Em fuga de SP, empresários buscam “mansões” no interior

Em fuga de SP, empresários buscam “mansões” no interior

A busca por melhor qualidade de vida e mais segurança faz com que cada vez mais empresários queiram sair de grandes centros e morar em cidades do interior. De acordo com Fernando Sita, diretor de uma imobiliária especializada no mercado de luxo, o executivo paulistano vem tentando deixar de lado os problemas que enfrenta e procura levar a família para viver no interior do Estado. Em 2013, a Coelho da Fonseca registrou aumento de 30% nas vendas de mansões no interior do Estado e a imobiliária acredita que o mercado vai aumentar.

“O primeiro item (que incomoda o paulistano) é o trânsito. Ele é a principal causa da mudança do paulistano para cidades do interior com Itu, Jundiaí, Monte Mor, Salto, Atibaia, enfim, cidades em torno de São Paulo. A segunda causa é o fator segurança, e o terceiro é o alto custo”, explica. “Acredito que a ida para o interior, dentro de 5 ou 6 anos, vai se tornar um movimento muito comum. Hoje ele é um embrião, está apenas começando.”

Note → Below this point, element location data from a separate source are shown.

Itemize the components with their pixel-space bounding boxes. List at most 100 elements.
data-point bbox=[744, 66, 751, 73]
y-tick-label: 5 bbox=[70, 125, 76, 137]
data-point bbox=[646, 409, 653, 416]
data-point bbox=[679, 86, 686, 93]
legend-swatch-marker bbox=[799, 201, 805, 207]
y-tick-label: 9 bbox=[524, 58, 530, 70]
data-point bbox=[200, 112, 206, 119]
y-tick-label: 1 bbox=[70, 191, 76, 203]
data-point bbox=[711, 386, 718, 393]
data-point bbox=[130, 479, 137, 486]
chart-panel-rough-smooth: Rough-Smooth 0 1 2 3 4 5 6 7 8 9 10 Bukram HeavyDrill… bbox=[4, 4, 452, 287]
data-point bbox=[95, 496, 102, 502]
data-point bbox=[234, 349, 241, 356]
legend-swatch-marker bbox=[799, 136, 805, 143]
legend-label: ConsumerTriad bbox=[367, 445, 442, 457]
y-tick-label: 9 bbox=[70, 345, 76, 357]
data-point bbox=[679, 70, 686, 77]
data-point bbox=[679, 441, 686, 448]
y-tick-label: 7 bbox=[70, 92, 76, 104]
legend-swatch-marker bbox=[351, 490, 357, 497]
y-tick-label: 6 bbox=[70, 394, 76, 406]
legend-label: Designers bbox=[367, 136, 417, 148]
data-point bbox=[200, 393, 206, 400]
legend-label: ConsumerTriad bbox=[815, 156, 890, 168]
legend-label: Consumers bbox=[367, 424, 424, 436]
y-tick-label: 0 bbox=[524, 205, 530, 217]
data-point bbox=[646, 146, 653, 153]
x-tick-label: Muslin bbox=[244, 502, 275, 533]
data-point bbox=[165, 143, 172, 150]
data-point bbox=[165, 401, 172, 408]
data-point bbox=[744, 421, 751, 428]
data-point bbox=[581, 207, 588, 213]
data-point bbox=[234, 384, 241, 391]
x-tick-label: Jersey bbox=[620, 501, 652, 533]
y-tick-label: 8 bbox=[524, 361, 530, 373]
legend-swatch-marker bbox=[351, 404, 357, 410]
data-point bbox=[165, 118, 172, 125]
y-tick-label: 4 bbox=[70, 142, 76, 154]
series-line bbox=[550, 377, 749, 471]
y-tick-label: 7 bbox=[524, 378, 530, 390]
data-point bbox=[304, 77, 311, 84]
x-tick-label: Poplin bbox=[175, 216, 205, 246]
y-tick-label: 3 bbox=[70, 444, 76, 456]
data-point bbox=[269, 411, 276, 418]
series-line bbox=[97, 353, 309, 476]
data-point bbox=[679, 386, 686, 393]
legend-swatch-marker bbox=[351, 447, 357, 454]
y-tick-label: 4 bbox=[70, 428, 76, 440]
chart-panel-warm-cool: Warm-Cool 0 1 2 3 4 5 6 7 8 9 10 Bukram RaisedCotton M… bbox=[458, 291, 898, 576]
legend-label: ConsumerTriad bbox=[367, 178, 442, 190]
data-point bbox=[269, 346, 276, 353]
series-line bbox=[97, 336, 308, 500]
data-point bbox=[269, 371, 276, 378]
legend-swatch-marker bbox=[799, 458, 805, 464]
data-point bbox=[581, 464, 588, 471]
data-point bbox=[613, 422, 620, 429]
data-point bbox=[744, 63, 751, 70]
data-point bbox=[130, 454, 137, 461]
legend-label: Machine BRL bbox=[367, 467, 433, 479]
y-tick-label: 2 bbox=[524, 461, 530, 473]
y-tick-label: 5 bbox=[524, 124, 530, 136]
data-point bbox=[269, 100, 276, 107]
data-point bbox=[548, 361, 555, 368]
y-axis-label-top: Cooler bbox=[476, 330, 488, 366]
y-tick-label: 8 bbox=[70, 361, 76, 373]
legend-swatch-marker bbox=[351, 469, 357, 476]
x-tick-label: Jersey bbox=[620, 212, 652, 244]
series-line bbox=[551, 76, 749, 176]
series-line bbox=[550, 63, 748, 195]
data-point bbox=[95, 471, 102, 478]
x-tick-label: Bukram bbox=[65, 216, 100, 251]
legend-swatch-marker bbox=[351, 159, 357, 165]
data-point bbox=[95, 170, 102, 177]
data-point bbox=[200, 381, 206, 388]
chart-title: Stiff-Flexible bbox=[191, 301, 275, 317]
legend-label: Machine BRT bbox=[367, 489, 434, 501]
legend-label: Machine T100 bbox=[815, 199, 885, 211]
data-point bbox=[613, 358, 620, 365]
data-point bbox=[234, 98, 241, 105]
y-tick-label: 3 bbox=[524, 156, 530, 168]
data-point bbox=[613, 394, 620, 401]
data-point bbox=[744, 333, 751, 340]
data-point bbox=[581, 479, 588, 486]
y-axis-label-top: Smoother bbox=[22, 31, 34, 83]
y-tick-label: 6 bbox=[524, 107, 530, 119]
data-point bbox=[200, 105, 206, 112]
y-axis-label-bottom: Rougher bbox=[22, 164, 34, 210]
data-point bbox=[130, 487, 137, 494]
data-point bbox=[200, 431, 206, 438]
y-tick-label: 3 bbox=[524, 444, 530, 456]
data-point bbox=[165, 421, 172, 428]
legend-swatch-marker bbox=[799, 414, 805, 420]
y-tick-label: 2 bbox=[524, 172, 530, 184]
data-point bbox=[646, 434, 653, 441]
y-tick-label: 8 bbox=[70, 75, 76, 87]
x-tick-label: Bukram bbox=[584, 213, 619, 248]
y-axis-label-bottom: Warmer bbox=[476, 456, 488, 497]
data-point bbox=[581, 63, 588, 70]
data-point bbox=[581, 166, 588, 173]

Conforme dados do sindicato da habitação de São Paulo (Secovi-SP), o interior do Estado representa atualmente 21% do Produto Interno Bruto (PIB) brasileiro, impulsionado por indústrias automobilísticas, agricultura, logística, entre outras. O crescimento populacional no entorno de grandes cidades também levanta a questão da mobilidade urbana, já que muitos moradores seguem trabalhando na capital. O sindicato estima que cerca de um milhão de viagens diárias são feitas nas rodovias que ligam São Paulo a cidades próximas.

Para ampliar essa integração, a Companhia Paulista de Trens Metropolitanos (CPTM) anunciou em 2013 que vai resgatar as ligações ferroviárias da capital com o interior, por meio de licitações. O projeto prevê uma linha de 87 km de Sorocaba a São Paulo, passando por Mairinque, São Roque, Carapicuíba, Barueri e Osasco. Já Jundiaí deve ganhar uma ligação expressa, com tempo de viagem de 25 minutos. Ainda não há previsão para o começo das obras.

Segundo Sita, esta integração será um fator determinante para o mercado imobiliário dos municípios próximos à metrópole paulista. “Esse movimento já era esperado e já é visto em grandes cidades como Nova York, onde as pessoas mudaram para New Jersey. Já em Londres, as pessoas não moram mais na região nobre, e partem para um apartamento menor no centro da cidade”, explica.

Maior e mais barato
As famílias de classe alta que mudam para o interior normalmente procuram um condomínio para ter mais segurança e dar mais qualidade de vida para os filhos. “Esse executivo procura uma casa que propicie um conforto e uma liberdade maior que um apartamento, com mais espaço. Se possível, dentro de um condomínio que permita que as crianças brinquem na rua, andem de bicicleta, joguem bola”, disse.

“Os pais querem que os filhos saiam de dentro de casa. Procuram um lugar onde consigam receber uns amigos e fazer um churrasco, um lazer, sendo que apartamentos em São Paulo não dão essa possibilidade”, completa.

Para ter esses benefícios, o executivo que procura um imóvel no interior acaba gastando, em média, metade do valor que pagaria por uma residência do mesmo porte em São Paulo. Por exemplo, em alguns condomínios uma casa de 700 metros quadrados em um terreno de 3 mil metros pode custar até R$ 5 milhões. “Esse cliente, que ocupa um apartamento em São Paulo de 200 metros quadrados, compra uma casa no interior de 400 metros quadrados pelo mesmo preço”, afirma Sita.

Apartamento menor
O diretor da Coelho da Fonseca ressalta que o empresário tem de continuar trabalhando e, como normalmente a empresa não muda para o interior, ele tem de arrumar alternativas para trabalhar em São Paulo. Uma das opções utilizadas pelos executivos é adquirir um outro imóvel pequeno na capital.

“O pai de família depende do trabalho e ele não pode ficar indo e vindo porque é cansativo. Portanto, enquanto a família está no interior, ele mantém um apartamento pequeno em São Paulo para ficar durante a semana. Observamos um grande aumento na procura de apartamentos menores para compra e locação”, diz.